His railing against the Beltway establishment, his calling out the Clintons’ cosy patronage politics, did strike a chord with many pushed to the margins by the rapid force of change. For some Americans, Trump represents a clever “outsider”, challenging elite political insiders like Clinton. Initially, Trump appeared to mock and shock the status quo, jeering at Washington’s fine words and dirty deals. But his own trash talk seriously dented Trump representing greater transparency and equity. As poll after poll shows him slipping, he’s snarling back — and further undermining himself. Like a bully cornered, Trump finds fault in everything except himself. So the entire media is sold out; “The Donald” even feels the polling system itself could be rigged. President Obama has caustically and helpfully suggested he provide evidence or stop whining. But Trump’s is a fact-free world, he is no agent of positive change but a potentially sore loser.
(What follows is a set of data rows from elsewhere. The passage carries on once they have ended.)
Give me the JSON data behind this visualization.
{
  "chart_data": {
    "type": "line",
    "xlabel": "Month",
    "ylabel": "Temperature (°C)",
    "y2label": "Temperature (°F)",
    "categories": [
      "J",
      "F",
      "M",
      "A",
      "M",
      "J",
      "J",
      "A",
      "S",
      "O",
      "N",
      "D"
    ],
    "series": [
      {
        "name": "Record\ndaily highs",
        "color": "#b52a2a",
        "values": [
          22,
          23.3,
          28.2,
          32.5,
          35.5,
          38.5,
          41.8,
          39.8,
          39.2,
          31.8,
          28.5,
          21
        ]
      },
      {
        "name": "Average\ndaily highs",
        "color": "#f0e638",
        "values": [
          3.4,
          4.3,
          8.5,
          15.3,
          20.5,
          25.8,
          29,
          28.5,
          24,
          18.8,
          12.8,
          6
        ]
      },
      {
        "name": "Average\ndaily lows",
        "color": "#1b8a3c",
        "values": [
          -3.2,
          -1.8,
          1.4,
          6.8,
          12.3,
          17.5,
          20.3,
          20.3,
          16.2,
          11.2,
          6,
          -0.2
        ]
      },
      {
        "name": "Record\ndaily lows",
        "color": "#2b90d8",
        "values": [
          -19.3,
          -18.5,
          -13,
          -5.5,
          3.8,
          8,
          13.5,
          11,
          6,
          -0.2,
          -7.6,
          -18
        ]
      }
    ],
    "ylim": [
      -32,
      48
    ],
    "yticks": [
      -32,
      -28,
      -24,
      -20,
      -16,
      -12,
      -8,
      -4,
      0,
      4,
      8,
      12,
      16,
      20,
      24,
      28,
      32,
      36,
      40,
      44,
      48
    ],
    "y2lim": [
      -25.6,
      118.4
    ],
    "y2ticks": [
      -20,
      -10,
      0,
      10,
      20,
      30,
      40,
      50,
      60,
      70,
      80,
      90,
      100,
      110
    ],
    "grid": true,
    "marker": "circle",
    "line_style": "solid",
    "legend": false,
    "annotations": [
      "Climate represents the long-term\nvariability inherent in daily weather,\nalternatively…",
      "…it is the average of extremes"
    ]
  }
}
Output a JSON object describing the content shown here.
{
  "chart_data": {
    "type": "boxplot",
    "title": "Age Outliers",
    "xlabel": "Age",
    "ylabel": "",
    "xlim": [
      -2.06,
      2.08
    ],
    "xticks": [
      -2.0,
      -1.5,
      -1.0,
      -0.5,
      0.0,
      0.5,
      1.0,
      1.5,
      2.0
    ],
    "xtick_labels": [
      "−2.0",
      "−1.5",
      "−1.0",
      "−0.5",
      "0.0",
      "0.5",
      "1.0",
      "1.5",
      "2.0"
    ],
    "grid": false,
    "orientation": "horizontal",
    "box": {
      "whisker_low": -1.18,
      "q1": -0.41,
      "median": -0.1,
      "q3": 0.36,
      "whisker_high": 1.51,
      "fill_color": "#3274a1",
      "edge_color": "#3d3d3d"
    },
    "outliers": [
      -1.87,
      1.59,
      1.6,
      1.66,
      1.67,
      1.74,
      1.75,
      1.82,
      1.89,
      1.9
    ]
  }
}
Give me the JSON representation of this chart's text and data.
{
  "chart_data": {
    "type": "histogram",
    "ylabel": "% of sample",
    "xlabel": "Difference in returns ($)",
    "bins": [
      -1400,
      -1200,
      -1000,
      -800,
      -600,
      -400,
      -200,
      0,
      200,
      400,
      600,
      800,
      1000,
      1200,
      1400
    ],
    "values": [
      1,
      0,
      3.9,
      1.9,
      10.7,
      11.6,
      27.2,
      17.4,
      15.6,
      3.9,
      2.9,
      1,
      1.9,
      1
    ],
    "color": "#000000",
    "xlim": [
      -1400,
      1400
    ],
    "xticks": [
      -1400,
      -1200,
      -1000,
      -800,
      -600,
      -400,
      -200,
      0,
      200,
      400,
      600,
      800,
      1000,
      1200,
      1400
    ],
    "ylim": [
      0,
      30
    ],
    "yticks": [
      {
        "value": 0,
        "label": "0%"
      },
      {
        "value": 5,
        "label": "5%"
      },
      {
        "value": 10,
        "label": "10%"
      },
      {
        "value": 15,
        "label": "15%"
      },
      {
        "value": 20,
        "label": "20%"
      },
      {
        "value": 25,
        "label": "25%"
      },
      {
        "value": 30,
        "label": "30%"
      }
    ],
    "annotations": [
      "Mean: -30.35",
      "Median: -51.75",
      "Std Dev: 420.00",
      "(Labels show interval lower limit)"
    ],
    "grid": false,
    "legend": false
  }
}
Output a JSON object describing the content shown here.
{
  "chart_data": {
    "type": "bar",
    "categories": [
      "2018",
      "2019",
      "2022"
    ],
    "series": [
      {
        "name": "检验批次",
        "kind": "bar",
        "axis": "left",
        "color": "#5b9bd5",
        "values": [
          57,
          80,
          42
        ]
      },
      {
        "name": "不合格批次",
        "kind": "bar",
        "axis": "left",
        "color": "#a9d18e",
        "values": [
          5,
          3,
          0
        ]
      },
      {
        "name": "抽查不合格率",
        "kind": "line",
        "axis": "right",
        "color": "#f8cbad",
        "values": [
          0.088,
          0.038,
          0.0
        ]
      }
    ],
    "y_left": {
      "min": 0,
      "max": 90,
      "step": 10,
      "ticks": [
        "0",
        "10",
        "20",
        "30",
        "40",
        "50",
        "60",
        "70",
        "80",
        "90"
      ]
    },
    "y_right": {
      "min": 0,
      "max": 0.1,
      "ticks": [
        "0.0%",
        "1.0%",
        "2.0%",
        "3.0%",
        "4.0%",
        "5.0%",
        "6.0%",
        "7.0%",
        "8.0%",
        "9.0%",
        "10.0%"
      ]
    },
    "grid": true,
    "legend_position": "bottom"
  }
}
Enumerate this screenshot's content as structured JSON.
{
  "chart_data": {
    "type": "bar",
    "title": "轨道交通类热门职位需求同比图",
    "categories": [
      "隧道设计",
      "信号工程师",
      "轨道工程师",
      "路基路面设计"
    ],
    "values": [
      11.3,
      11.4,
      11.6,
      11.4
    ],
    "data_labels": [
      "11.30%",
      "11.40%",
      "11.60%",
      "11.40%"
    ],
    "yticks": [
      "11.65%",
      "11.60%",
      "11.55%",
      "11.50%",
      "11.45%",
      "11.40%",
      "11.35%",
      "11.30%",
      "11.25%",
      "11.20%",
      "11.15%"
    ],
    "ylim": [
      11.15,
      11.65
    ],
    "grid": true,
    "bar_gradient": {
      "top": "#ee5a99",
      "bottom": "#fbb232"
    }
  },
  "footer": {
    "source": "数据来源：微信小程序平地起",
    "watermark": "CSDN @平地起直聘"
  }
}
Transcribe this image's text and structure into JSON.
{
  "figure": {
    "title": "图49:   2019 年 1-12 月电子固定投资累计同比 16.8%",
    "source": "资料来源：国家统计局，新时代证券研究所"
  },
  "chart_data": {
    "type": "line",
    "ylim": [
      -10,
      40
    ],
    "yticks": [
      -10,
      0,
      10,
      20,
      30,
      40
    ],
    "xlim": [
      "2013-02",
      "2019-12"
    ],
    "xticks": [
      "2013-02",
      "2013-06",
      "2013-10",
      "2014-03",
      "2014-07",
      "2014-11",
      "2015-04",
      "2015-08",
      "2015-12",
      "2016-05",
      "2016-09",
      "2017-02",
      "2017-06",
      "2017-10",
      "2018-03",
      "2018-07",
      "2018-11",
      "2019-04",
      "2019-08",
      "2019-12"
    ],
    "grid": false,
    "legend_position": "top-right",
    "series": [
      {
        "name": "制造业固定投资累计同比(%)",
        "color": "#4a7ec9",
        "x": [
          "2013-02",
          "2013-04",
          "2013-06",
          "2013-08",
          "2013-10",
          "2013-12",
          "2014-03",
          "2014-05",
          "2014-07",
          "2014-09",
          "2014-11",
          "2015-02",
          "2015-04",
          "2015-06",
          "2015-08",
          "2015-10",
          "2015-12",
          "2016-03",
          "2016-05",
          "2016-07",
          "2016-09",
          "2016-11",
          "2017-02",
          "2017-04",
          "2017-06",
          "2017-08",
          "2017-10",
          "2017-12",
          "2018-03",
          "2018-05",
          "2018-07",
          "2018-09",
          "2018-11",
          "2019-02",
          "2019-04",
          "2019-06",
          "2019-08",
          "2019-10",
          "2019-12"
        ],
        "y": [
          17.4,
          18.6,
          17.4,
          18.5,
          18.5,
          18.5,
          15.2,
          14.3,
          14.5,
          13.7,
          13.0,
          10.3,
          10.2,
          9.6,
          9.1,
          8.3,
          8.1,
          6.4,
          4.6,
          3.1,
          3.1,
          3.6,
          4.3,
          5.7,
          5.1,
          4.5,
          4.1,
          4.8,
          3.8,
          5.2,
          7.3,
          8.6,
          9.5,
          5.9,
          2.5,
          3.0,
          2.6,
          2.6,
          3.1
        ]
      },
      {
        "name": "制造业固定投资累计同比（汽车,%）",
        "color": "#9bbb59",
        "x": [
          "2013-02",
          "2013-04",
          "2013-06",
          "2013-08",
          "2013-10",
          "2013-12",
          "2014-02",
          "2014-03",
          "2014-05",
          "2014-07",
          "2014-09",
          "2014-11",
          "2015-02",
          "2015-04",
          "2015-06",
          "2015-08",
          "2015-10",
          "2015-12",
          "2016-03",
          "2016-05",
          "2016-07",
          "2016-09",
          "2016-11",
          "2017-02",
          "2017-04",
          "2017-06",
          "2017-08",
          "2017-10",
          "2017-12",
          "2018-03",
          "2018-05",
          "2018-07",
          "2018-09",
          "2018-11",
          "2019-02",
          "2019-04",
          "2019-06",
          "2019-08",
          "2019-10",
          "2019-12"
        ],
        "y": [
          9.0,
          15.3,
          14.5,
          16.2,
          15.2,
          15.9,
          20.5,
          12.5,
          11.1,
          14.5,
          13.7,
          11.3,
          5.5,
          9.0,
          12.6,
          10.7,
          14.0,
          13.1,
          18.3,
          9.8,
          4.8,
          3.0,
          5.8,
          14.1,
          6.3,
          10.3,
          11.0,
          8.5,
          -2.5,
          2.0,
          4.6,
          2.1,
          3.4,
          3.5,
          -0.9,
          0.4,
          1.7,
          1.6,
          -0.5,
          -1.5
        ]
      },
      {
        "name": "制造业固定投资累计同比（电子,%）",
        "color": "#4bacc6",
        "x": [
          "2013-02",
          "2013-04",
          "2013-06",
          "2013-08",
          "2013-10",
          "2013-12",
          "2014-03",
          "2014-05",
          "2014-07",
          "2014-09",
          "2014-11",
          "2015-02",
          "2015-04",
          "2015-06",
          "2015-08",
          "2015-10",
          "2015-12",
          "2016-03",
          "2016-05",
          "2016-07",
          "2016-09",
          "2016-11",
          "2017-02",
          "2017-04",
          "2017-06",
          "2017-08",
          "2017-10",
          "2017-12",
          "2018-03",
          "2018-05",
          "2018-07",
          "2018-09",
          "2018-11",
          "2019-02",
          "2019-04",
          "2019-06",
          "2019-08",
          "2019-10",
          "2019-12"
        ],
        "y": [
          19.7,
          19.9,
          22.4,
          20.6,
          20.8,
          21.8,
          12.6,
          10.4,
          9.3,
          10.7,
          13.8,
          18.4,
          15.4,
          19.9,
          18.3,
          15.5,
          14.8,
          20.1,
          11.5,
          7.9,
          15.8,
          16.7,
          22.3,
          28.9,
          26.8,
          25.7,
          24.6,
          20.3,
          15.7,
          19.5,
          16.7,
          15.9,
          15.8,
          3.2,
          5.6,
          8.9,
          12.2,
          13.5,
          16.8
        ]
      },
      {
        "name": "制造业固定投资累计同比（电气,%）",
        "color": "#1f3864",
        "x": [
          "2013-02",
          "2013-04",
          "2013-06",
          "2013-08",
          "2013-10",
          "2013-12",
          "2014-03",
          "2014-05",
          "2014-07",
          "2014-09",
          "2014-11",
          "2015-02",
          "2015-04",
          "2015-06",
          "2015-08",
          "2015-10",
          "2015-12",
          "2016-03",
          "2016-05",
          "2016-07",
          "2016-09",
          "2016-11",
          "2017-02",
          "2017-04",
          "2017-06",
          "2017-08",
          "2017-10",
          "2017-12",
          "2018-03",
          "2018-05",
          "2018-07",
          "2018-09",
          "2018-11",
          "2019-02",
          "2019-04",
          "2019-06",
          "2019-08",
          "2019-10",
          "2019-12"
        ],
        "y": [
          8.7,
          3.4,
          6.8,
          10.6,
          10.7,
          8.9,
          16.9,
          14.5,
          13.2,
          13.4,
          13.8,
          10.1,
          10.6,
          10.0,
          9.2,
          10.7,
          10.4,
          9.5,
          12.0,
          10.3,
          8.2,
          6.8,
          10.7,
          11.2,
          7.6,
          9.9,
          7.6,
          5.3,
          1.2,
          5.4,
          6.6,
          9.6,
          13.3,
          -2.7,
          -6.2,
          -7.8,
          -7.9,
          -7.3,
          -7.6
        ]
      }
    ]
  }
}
His latest hissy fit has broken his USP — he’s now a Presidential candidate who doesn’t believe in the sanctity of the very process by which a President is chosen, thereby unlikely to follow the procedures a President must. Previously, Trump showed dangerously anti-democratic tendencies, suggesting he’d imprison Clinton if he won, felicitating Russians hacking US election data, stating Clinton — whom he calls “a nasty woman” — shouldn’t even be allowed to contest. He’s now shown himself to be a petulant, spoilt bully, who can’t change what’s broken in America. He can perhaps benefit it by vanishing behind his own metaphorical wall.